I just recently finished reading A Life Worth Breathing by Max Strom. Well, actually, I plowed through the second half of the book in record time in order to finish before attending live workshop sessions with Max at Inner Bliss Yoga in Ohio. I read the book as part of the Twitter Yoga Book Club (#YOBC) and have been tweeting my thoughts while enjoying the tweets of my fellow Twitter yoginis over these past few weeks.
A Life Worth Breathing is full of little nuggets of wisdom aimed at helping us live a meaningful and happy life, and reading the book got me super excited to not only hear Max speak, but also to practice yoga with him live and in person right here in Cleveland, Ohio.
Max encourages note-taking in his sessions and, like a yoga teacher with really awesome verbal cues, makes a point of telling the audience when to write something down. I attended three of the four planned workshops and have to admit, my head was spinning when I left (in a good way, not The Exorcist way). I took a ton of notes and have distilled them down to this Reader’s Digest version of my key takeaways.
1) Yoga is a breathing system accompanied by movement and postures.
2) Max Strom can breathe! Holy cow, I’ve never heard a person breathe so beautifully and for such a period of time. It was quite an inspiration. While Max took us through ujjayi breathing exercises, we practiced inhaling and exhaling to a four-count. I had no trouble with the exhale but found (much to my surprise) that my inhale is very shallow. I’m so glad this came to light and now that I’m conscious of it, I will begin the journey to improve it. Next time you are in yoga class moving through asanas, try this exercise and take note of your breathing.

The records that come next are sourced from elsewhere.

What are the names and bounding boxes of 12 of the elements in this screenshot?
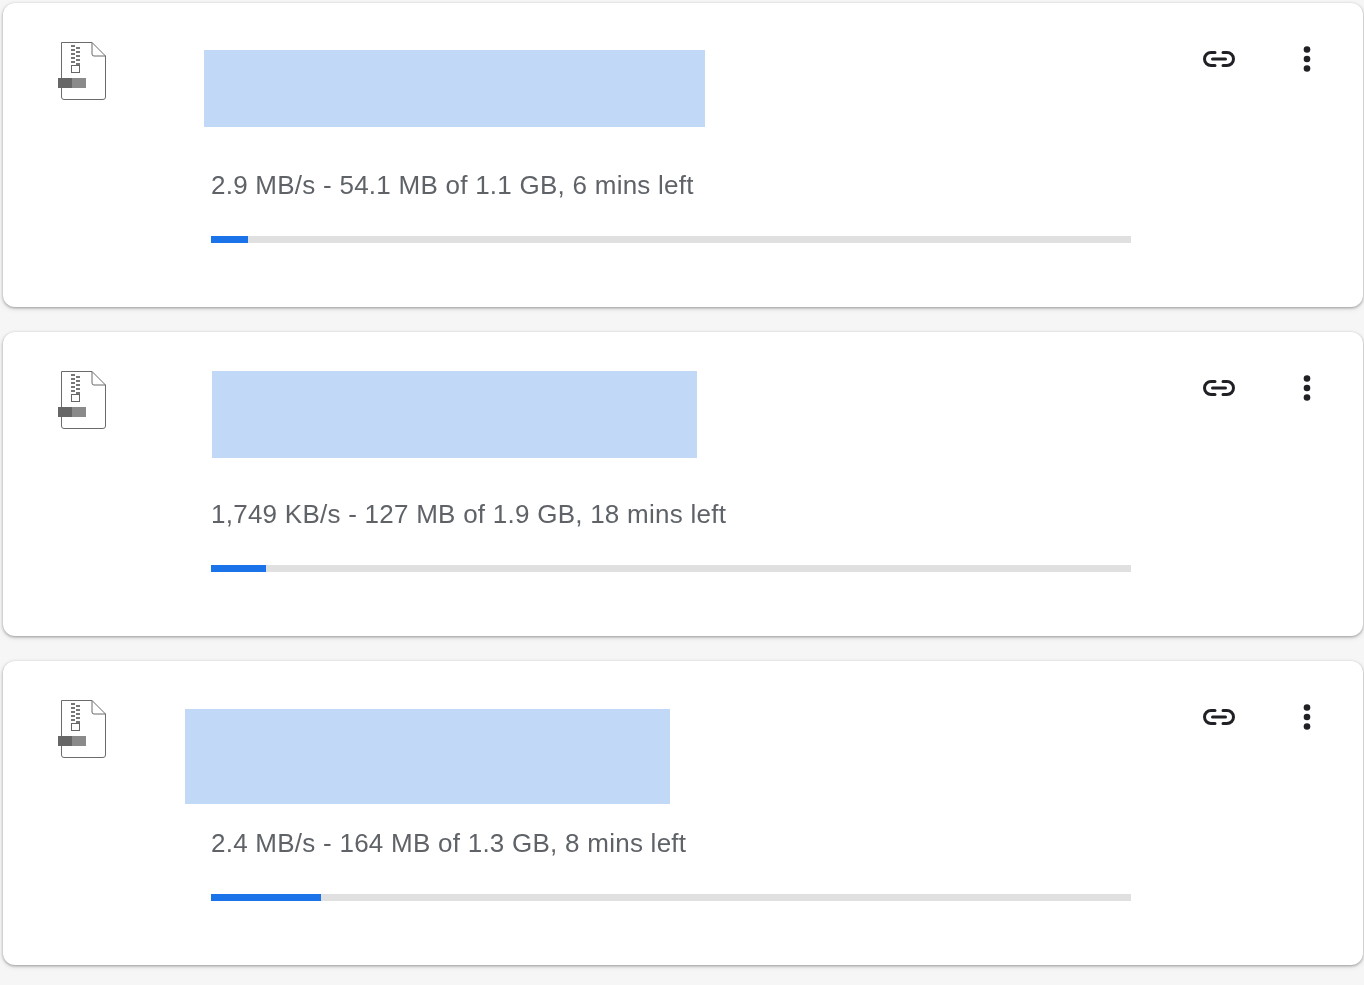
link-icon — [1202, 379, 1236, 397]
more-vert-icon — [1303, 375, 1311, 401]
zip-file-icon — [58, 700, 106, 758]
more-vert-icon — [1303, 704, 1311, 730]
download-status: 1,749 KB/s - 127 MB of 1.9 GB, 18 mins left — [211, 499, 727, 529]
link-icon — [1202, 708, 1236, 726]
link-icon — [1202, 50, 1236, 68]
zip-file-icon — [58, 371, 106, 429]
download-status: 2.9 MB/s - 54.1 MB of 1.1 GB, 6 mins left — [211, 170, 694, 200]
download-status: 2.4 MB/s - 164 MB of 1.3 GB, 8 mins left — [211, 828, 687, 858]
more-vert-icon — [1303, 46, 1311, 72]
zip-file-icon — [58, 42, 106, 100]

3) The ego mind is our worst enemy and will not hesitate to rear its ugly head on our yoga mats. Maybe telling you, for example, that you are not a good person if you can’t touch your toes in forward fold. When this happens you need to call on your internal bouncer and kick that ego right off your yoga mat.
4) Based on all the new technology and medical advances, if we can stay healthy for the next 15 years, we may just have the ability to live decades longer than we thought we ever would. This is a really cool concept but one that also left me wondering how I will ever have enough money set aside for retirement.
5) We’ve lost the value of having nothing to do. I know this is true for me, as I’m always trying to fill every moment of every day. I think I need to schedule in a little nothing time each and every day.
6) Killing time is not an option; live as if you only had a few years left to live.
7) Demand that technology simplify your life, not make it more complicated. Ask yourself, Does this i-[fill in the blank] really help me save time, or is it a total time-suck?
8) Make a list every day of everything you are grateful for.
9) Yoga does more than just open our hips. It opens our eyes, our hearts, and our ears. It has an impact on how we live our life, what we eat, with whom we spend our time…it initiates great change in our lives. I guess you could say I am the poster child of yoga initiating great change, having been a stressed-out workaholic VP who somehow morphed into a blissed-out yoga teacher.
10) How we decide to react to situations and deal with them is the only thing we really have any power over. Are you going to choose to be Norman Negative or Paula Positive?
11) Teaching yoga is a privilege. I knew this but hearing Max talk about it really hit home. I never really thought about the fact that my students listen to me for 60 minutes. I need to make sure I use this time effectively and use my voice to help them grow in their yoga practice and hopefully convey a message they can take off their yoga mats.
My final takeaway is a little embarrassing to admit, but I promised a while back to be honest and confess the silly things I do. I arrived at the workshops with not a minute to spare and was rushing into the studio to find a place for my yoga mat in the already-crowded room. As I reached the door, a very tall man came right up to me, put out his hand, and said hello. The man looked somewhat like Max, but I wasn’t sure because the man in front of me was a lot bigger than the one on the dust cover of the book I held in my hand. Totally surprised by the height and presence of this man, I looked up as I shook his hand and said, “Are you Max?” The man quickly responded with a smile and said yes, he was Max Strom. Then, like a huge dork, I proceeded to say, “Wow, you’re really big.” Thankfully, he just laughed as I backpedaled to explain my comment in light of his headshot on the book cover. So, write this down: If you ever get the chance to meet Max or any well-known author or person you admire, take a deep breath, smile, and try not to say the first absurd thing that spews out of your mouth.